La presa del potere da parte dell’esercito consacra l’influenza dell’Egitto con i generali e sconfessa gli Stati Uniti, molto impegnati nel dossier della transizione democratica.
In effetti, l’Egitto scommette sulla vittoria del suo protetto Burhan per “assicurare” Khartoum a suo vantaggio. Gli egiziani considerano il Sudan, che controllarono nel XIX secolo, come il loro cortile. Gli Stati Uniti, d’altra parte, hanno giocato piuttosto male le loro carte. Per ragioni politiche, Donald Trump ha privilegiato, con Israele, la normalizzazione e la transizione democratica. Ha quindi favorito i militari, che erano gli unici in grado di imporre questa impopolare normalizzazione ai sudanesi. In cambio, la Casa Bianca aveva promesso la revoca delle sanzioni contro il Sudan.
Enhardis, Burhan e Dagalo hanno attuato il colpo di Stato dell’ottobre 2021 che ha spinto l’amministrazione Biden, più attenta alla democrazia, a riprendere la strada delle sanzioni. Senza grande effetto sugli interessati. Il riavvicinamento con Tel Aviv (nonostante un nuovo accordo bilaterale lo scorso febbraio) manca ancora di una vera sostanza. Il grande problema degli Stati Uniti a Khartoum è che si sono resi dipendenti dai loro alleati regionali (Egitto, Emirati, Arabia e persino Israele), che sono tutti ostili all’instaurazione di una democrazia in Sudan.
Alla luce di queste considerazioni non possiamo dire che il Sudan sia uno Stato-cuscinetto. Uno Stato-cuscinetto ha bisogno di essere stabile per svolgere il suo ufficio, così come una qualche forma di neutralità. La maggior parte delle potenze straniere che influenzano la situazione in Sudan cercano invece di renderlo uno Stato cliente.

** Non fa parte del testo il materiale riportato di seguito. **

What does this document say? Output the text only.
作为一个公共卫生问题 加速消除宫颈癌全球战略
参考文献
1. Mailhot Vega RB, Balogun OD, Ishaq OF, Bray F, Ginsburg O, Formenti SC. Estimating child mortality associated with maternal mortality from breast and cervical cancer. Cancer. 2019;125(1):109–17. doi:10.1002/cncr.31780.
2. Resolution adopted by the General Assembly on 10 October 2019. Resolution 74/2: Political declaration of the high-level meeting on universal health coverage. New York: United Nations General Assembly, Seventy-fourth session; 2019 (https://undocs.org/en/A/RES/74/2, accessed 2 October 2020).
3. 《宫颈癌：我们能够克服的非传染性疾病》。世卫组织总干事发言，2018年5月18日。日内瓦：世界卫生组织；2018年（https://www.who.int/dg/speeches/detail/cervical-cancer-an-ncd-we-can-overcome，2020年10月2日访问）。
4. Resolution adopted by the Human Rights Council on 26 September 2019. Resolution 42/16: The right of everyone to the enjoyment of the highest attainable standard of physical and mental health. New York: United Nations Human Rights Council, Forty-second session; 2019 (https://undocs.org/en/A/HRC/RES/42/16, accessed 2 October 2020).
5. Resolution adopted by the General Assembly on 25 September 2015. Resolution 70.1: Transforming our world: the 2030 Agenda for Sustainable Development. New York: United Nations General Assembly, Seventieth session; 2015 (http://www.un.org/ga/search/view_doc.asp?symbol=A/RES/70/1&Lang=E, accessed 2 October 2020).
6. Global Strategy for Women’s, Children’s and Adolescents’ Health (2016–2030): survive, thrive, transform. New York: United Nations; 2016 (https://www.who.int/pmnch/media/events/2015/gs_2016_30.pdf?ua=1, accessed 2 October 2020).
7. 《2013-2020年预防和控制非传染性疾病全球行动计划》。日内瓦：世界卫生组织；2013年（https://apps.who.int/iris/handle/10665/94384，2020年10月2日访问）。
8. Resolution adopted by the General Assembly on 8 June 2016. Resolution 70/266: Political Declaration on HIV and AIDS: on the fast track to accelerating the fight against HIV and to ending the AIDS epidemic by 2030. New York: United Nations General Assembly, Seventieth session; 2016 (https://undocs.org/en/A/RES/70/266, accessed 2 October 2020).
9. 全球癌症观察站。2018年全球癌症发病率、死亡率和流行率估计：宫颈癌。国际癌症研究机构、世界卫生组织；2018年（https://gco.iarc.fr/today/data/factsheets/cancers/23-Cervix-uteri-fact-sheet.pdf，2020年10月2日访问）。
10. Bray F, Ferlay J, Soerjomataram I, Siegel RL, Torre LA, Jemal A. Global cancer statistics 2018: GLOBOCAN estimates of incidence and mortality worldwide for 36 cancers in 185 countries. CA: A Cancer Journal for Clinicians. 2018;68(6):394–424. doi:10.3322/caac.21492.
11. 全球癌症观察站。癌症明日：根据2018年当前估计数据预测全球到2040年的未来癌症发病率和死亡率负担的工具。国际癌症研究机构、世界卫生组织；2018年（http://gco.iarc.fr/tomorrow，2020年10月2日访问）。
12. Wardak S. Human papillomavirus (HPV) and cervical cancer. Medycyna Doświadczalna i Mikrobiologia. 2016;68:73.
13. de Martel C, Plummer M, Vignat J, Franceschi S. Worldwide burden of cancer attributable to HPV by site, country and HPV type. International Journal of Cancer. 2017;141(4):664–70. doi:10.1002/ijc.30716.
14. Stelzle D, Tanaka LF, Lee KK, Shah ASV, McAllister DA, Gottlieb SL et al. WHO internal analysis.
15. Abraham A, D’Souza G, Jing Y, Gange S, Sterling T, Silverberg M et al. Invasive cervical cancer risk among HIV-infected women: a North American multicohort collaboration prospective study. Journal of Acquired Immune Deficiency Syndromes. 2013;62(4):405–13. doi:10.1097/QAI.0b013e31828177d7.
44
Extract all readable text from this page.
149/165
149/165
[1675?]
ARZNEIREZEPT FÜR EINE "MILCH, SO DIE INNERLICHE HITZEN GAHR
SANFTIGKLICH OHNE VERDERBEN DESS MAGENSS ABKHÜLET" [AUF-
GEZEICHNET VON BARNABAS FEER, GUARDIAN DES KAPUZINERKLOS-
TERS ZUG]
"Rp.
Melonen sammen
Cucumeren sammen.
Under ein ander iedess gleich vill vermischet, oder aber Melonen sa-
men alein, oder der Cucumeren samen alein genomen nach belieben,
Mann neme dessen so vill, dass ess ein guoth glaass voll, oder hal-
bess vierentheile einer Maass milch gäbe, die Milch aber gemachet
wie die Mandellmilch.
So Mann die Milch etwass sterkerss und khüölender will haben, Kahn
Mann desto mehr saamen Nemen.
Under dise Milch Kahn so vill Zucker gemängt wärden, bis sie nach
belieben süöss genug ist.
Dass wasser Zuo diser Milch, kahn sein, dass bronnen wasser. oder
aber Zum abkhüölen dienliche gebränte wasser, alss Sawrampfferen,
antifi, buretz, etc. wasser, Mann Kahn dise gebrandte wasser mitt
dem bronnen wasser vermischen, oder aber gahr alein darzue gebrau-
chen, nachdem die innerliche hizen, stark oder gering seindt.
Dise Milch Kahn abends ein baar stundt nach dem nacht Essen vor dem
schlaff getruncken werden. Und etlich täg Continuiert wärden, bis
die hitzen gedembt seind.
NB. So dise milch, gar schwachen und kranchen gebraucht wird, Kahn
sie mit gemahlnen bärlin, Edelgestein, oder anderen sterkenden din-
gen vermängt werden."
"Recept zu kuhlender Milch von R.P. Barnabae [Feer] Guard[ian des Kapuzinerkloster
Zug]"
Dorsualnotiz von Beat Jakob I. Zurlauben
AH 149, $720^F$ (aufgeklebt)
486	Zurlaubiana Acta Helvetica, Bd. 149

Per quanto riguarda le relazioni tra il Sud Sudan e il Sudan, questi due Paesi rimangono vicini, persino interdipendenti poiché il petrolio sud-sudanese scorre ancora attraverso il territorio sudanese e Khartoum ne trae i diritti di passaggio. Dal 2011, i sudanesi e i sud-sudanesi hanno condotto mediazioni politiche l’uno sul territorio dell’altro. Ciò non significa che le tensioni di ieri siano scomparse, tutt’altro. La regione di confine di Abyei, ricca di petrolio, rimane un importante contenzioso.